Like 38° 53' 50.55", -77° 2' 14.51"


As long as the disallowed permissions simply return empty results (or random stuff) for the API calls, I don't see how this can break apps.


AFAIK, AppOps doesn't do this, it throws a java exception when the app code attempts to use a permission that has been disabled. Depending on how the code is structured, you may or may not have your app break/crash.


This is somewhere where android fragmentation is truly an issue. iOS didn't have granular switchable permissions a couple of versions ago but as the OS moved forward so did the apps.


CyanogenMod has this killer feature called Privacy Guard which you can enable on a per-app basis. It allows you to use the app and lock it out of unwanted permissions without breaking the app functionality.


So far, I've been an Android fan (I love the customizability and all), but if anything will make me buy an iPhone, it's this feature.


BlackBerry actually gave completely granular permission controls for every app you install, as far back as five years ago. It's a shame that neither iOS or Android have come anywhere close in that regard.


By contrast, in iOS, I can choose which apps have access to my location, contacts, etc.

Could you detail the "etc"? To my knowledge historically the only activity that triggered a permission confirmation was a precise location fix. Later, after a debacle with many apps siphoning and scurrilously offloading contact lists, contact access was added as a confirmation.

Android has very granular permissions, and iOS does not. If you don't like the requests of an app, the general option is not to install it. Such is exactly what I've done with a number of small vendor apps -- if you demand anything that you don't need, I don't install.

Of course on the flip side Android, be design, allows for much tighter integration and leveraging between apps and the OS, so there are more interesting opportunities, both for good and bad. But those, too, are covered under permissions.

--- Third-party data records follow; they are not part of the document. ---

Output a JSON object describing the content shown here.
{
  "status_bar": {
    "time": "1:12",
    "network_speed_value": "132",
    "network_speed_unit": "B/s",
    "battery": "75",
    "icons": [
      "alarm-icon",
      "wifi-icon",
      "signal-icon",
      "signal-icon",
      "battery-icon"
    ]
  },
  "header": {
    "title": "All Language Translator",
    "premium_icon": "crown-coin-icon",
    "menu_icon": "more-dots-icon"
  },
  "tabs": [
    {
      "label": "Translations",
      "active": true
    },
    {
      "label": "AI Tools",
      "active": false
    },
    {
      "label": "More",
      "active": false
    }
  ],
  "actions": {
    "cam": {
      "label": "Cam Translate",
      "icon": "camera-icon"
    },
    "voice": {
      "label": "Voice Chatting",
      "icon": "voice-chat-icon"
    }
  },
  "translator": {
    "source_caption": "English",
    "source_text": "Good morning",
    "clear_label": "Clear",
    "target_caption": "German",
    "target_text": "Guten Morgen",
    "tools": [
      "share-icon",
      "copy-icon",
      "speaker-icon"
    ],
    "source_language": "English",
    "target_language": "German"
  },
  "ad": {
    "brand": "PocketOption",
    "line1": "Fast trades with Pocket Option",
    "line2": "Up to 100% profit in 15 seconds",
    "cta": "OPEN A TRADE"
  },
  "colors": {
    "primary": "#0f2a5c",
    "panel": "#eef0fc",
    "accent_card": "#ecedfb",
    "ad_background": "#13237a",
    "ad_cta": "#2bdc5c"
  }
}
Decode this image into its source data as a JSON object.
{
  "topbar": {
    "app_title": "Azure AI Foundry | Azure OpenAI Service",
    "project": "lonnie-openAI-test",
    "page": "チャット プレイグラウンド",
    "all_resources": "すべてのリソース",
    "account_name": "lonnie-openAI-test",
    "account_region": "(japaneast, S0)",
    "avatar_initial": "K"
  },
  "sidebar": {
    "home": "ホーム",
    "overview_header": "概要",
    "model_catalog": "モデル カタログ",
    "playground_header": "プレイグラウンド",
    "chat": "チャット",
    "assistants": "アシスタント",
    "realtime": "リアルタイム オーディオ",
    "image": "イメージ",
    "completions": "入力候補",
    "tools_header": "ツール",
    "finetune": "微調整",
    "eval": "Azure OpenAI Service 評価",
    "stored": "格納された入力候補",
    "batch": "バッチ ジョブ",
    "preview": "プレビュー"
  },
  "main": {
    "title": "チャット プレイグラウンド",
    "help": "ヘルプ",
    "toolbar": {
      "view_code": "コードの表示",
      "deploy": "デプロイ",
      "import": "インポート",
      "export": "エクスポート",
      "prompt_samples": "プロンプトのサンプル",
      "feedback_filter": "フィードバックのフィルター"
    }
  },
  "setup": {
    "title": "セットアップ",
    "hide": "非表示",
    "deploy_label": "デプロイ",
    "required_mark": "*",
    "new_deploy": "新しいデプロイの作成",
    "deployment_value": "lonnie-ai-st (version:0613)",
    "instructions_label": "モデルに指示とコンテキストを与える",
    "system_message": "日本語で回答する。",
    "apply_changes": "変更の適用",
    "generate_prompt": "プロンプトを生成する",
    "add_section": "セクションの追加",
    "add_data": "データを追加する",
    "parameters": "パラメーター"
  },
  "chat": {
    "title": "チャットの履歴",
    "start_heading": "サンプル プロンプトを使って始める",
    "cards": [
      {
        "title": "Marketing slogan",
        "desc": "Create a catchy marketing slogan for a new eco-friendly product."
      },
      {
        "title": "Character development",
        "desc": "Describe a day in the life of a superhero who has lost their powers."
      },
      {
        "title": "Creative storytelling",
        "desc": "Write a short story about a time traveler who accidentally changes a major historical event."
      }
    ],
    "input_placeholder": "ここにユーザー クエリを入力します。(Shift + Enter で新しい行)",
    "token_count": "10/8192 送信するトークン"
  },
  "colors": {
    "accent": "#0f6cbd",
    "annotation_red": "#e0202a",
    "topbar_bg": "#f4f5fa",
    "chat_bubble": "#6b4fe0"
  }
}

In iOS7 you can granularly allow/disallow apps access to: location services, contacts, calendars, reminders, photos, bluetooth sharing, microphone, motion activity (iPhone 5S and new iPads only)

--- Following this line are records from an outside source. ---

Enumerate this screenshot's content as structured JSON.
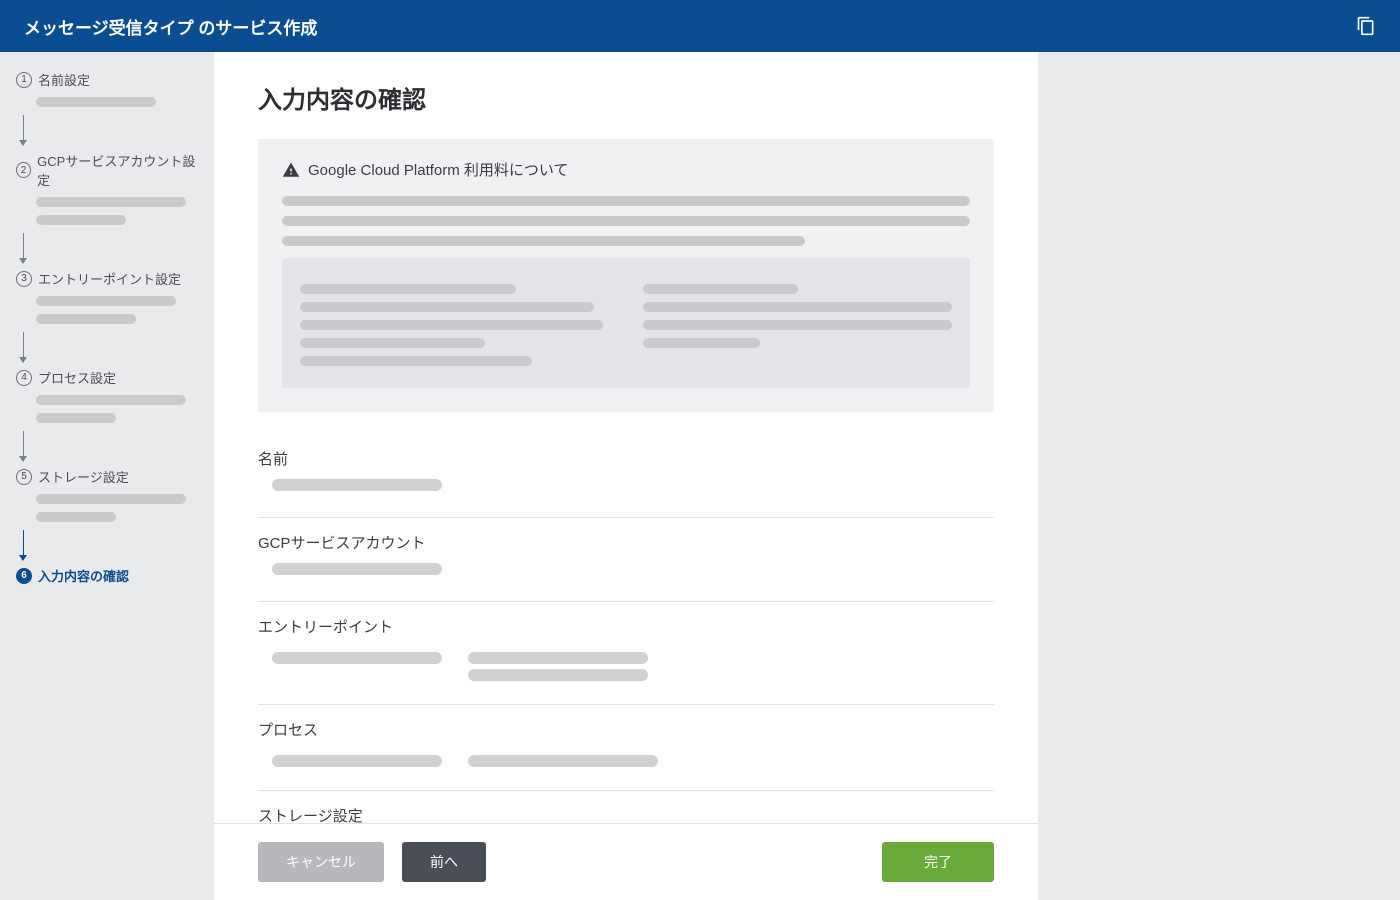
{
  "header": {
    "title": "メッセージ受信タイプ のサービス作成"
  },
  "sidebar": {
    "steps": [
      {
        "num": "1",
        "label": "名前設定"
      },
      {
        "num": "2",
        "label": "GCPサービスアカウント設定"
      },
      {
        "num": "3",
        "label": "エントリーポイント設定"
      },
      {
        "num": "4",
        "label": "プロセス設定"
      },
      {
        "num": "5",
        "label": "ストレージ設定"
      },
      {
        "num": "6",
        "label": "入力内容の確認"
      }
    ]
  },
  "main": {
    "title": "入力内容の確認",
    "notice_title": "Google Cloud Platform 利用料について",
    "sections": [
      {
        "label": "名前"
      },
      {
        "label": "GCPサービスアカウント"
      },
      {
        "label": "エントリーポイント"
      },
      {
        "label": "プロセス"
      },
      {
        "label": "ストレージ設定"
      }
    ]
  },
  "footer": {
    "cancel": "キャンセル",
    "prev": "前へ",
    "done": "完了"
  }
}
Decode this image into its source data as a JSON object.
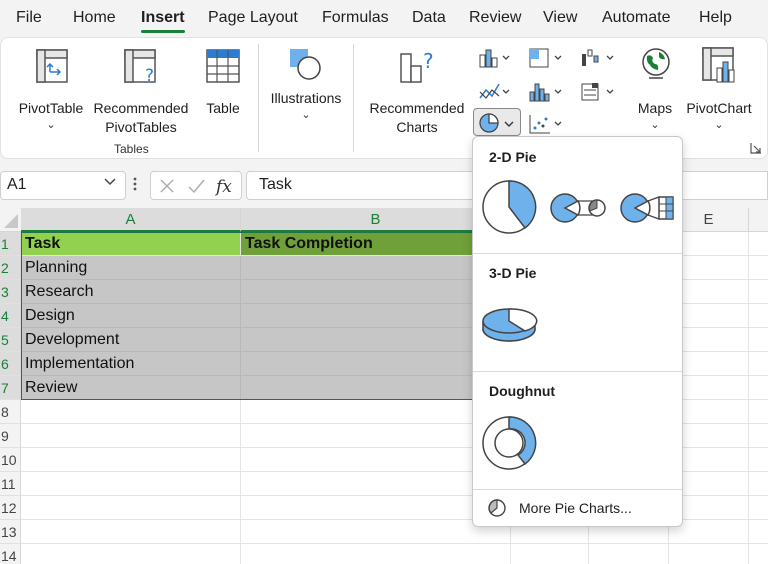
{
  "menu": {
    "tabs": [
      "File",
      "Home",
      "Insert",
      "Page Layout",
      "Formulas",
      "Data",
      "Review",
      "View",
      "Automate",
      "Help"
    ],
    "active": "Insert"
  },
  "ribbon": {
    "pivot_table": "PivotTable",
    "recommended_pivot_line1": "Recommended",
    "recommended_pivot_line2": "PivotTables",
    "table": "Table",
    "illustrations": "Illustrations",
    "recommended_charts_line1": "Recommended",
    "recommended_charts_line2": "Charts",
    "maps": "Maps",
    "pivot_chart": "PivotChart",
    "tables_group": "Tables",
    "chevron": "⌄"
  },
  "formula_bar": {
    "name_box": "A1",
    "formula": "Task"
  },
  "sheet": {
    "columns": [
      "A",
      "B",
      "E"
    ],
    "rows": [
      "1",
      "2",
      "3",
      "4",
      "5",
      "6",
      "7",
      "8",
      "9",
      "10",
      "11",
      "12",
      "13",
      "14"
    ],
    "header_a": "Task",
    "header_b": "Task Completion",
    "tasks": [
      "Planning",
      "Research",
      "Design",
      "Development",
      "Implementation",
      "Review"
    ]
  },
  "pie_dropdown": {
    "section_2d": "2-D Pie",
    "section_3d": "3-D Pie",
    "section_doughnut": "Doughnut",
    "more": "More Pie Charts..."
  },
  "colors": {
    "accent_green": "#1a7f37",
    "header_a_fill": "#92d050",
    "header_b_fill": "#70a03a",
    "selection_fill": "#c6c6c6",
    "chart_blue": "#6fb1ea"
  }
}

The first time an app tries to access any of the above you will be asked whether to grant it permission or not. You can then edit this preferences in Settings.app > Privacy


I think benefit of iOS privacy controls is that you can still install the app, then simply deny it access to data. Android asks you for _all_ permissions up front: allow access or you don't get the app. See: recent flashlight app fiasco.


I absolutely agree with this. It was very shortsighted that apps weren't, from day one, warned that certain permission types are optional. And it's a mistake with every version of the SDK that they don't add the ability for apps to set permissions as such. Instead it continues that apps work on the notion that if they are running, they must have the permission, when just a few null/error checks would save the day.


Looking at the Settings area on my phone, it is possible in iOS 6 to set App-level permissions for: -Push Notifications -Location Services -Contacts -Calendars -Reminders -Photos -Bluetooth -Twitter Account Access -Facebook Account Access. Note that iOS7 may have added more.


My only complaint is iOS apps know if the permission is denied, so every time you switch to them they can ask you to enable permissions which is annoying (Facebook messenger). I wish they just returned no data.


That might work for contacts, but what does it mean to "return no data" for location services or bluetooth? In those cases isn't "no data" indistinguishable from "disallowed permission"?


"Couldn't get fix" and "no devices found", respectively?


Or the returned location could be user-specified. The UI for dropping a pin or entering a searchable location by name is well-understood by users.


Android's permissions are not granular enough and forcing the user to accept them all or not use the app is a security/privacy fail. I love that Android apps can access the telephony API but the permissions for that need to be more fine grained and the toggles to enable them need to be discreet over individual permissions.

Discreet toggles and the request dialogs are roughly the only thing I prefer iOS to Android on. Too bad the rest of iOS is a prison.